Authors: Megan Kenny(1), Craig DeForest(2), Sam Van Kooten(3)
The Wide-field Imager for Parker Solar Probe (WISPR) images the inner heliosphere as Parker Solar Probe (PSP) rushes through the plasma. Near perihelion, the spacecraft’s rapid speeds and proximity to linear structures in the corona enable a unique opportunity to extract locations of such features and large-scale structure near the track of the spacecraft itself. This tomographic reconstruction method relies on known perspective changes due to the rapid trajectory of PSP through the solar corona. To produce the inversions we neglect local proper motions and model the apparent kinematics of a stationary feature, from WISPR’s point of view. We produce a family of analytic functions which serve as a partial basis for the vector space of WISPR image sequences; a basic change-of-basis operation yields the initial “tomogram,” which constrains feature location with respect to the orbital track. For initial analyses, this tomogram corresponds to the ribbon of material whose length runs along the track of the spacecraft (over a selected window of time) and whose width runs perpendicular to that track (locally horizontal).

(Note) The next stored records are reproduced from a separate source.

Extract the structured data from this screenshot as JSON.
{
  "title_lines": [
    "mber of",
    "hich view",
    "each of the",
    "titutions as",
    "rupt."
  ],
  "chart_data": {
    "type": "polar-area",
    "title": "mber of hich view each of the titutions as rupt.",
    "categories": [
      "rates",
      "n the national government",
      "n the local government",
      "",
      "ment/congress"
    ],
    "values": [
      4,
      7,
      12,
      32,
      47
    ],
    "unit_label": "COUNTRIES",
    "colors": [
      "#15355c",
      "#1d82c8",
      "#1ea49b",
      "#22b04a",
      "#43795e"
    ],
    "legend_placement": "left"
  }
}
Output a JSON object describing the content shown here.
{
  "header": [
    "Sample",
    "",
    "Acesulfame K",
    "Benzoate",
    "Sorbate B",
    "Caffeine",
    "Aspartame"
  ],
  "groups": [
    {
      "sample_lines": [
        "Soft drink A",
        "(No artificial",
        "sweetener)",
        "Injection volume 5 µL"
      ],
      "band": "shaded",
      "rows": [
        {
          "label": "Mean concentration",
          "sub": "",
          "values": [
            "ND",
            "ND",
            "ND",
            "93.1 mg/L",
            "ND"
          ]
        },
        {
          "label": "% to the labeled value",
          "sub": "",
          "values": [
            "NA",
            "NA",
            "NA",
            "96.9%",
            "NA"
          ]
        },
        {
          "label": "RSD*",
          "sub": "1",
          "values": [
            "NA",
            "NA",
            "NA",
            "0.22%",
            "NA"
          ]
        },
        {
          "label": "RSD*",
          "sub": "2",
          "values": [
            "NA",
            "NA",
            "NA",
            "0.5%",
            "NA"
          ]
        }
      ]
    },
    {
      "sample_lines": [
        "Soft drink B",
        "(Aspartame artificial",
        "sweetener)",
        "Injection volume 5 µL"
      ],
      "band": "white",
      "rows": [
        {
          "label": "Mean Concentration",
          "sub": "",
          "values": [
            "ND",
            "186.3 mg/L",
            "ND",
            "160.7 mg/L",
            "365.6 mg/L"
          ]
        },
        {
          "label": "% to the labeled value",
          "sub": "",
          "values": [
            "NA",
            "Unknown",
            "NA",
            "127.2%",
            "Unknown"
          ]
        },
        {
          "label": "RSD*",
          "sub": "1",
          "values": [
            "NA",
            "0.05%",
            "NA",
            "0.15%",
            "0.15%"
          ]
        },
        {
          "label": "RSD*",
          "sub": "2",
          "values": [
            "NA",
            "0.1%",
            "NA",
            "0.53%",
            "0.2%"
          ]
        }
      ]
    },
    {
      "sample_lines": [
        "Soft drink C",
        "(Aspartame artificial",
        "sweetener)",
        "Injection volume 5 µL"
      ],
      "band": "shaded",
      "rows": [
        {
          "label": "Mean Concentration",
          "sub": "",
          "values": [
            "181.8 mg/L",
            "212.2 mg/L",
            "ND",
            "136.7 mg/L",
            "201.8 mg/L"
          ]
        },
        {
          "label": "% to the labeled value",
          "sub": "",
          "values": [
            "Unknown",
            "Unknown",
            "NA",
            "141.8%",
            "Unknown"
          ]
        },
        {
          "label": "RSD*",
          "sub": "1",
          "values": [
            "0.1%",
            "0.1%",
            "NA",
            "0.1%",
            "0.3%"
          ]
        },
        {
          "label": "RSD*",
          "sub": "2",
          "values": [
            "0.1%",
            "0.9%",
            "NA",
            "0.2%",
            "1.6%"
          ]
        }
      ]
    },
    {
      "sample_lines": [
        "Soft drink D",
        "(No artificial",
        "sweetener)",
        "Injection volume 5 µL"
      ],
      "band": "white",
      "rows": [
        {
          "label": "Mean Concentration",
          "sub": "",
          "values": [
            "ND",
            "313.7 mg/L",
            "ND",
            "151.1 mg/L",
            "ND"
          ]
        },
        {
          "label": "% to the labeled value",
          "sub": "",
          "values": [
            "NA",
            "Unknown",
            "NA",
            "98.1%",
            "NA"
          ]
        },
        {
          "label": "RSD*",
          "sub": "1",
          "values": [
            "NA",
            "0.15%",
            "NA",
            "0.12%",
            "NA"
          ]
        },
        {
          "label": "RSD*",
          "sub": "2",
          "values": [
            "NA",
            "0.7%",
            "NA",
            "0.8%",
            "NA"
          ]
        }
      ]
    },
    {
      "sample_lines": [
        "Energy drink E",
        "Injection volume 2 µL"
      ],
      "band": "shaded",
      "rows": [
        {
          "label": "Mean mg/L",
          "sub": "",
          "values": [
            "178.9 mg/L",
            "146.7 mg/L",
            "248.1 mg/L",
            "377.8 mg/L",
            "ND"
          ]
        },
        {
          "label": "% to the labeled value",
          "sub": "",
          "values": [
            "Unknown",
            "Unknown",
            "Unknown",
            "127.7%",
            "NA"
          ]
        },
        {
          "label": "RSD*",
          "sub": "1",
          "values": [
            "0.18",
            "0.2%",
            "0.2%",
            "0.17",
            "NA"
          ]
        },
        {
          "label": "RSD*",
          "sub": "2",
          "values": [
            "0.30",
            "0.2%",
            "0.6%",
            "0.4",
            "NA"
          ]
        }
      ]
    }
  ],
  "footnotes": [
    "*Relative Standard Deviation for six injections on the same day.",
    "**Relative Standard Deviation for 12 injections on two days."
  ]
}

Having applied our tomographic tool to a synthetic image sequence, using two different approximations of the trajectory’s geometry, we found that our reconstructed positions did not match known positions of the features in the image sequence. Our next step has been to build our own synthetic dataset to continue rigorously testing the tomography method. We present progress on this ray-tracing code and early applications of the tomography tool to the new synthetic dataset, with insights on future application to real WISPR data. Finally, we describe what implications this work has for understanding basic science of the corona and contextualizing other PSP measurements.